Recall that a linear transformation T:U-->V is one such that

1) T(x+y)=T(x)+T(y) for any x,y in U

2) T(cx)=cT(x) for x in U and c in R

All you need to do is show that differentiation has these two properties, where the domain is C^(infinity). We shall consider smooth functions from R to R for simplicity, but the argument is analogous for functions from R^n to R^m. Let D by the differential operator.

D[(f+g)(x)] = [d/dx](f+g)(x) = lim(h-->0)[(f+g)(x+h)-(f+g)(x)]/h

= lim(h-->0)[f(x+h)+g(x+g)-f(x)-g(x)]/h

(since (f+g)(x) is taken to mean f(x)+g(x))
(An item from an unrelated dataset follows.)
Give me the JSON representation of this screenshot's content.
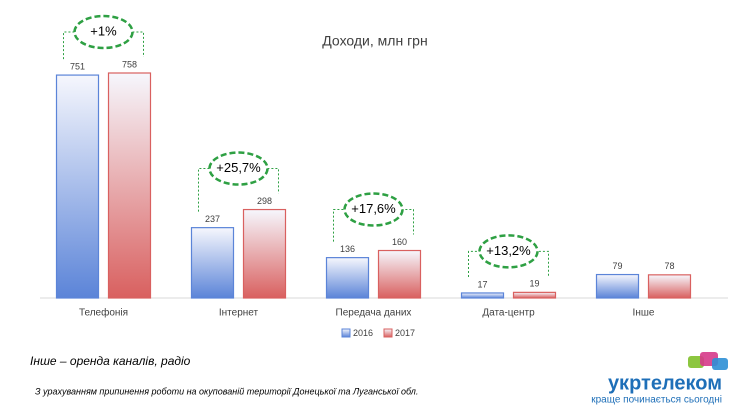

=lim(h-->0)[f(x+h)-f(x)]/h + lim(h-->0)[g(x+h) - g(x)]/h

since the sum of limits is the limit of the sums

=[d/dx]f(x) + [d/dx]g(x) = D[f(x)] + D[g(x)].

As for ths second criterion, D[(cf)(x)]=lim(h-->0)[(cf)(x+h)-(cf)(x)]/h

=lim(h-->0)[c[f(x+h)]-c[f(x)]]/h

since (cf)(x) is taken to mean c[f(x)]

=c[lim(h-->0)[f(x+h)-f(x)]/h] = c[d/dx]f(x) = cD[f(x)].

since constants can be factored out of limits.

Therefore the two criteria hold, and if you wished to prove this for the general case, you would simply apply the same procedure to the Jacobian matrices corresponding to Df.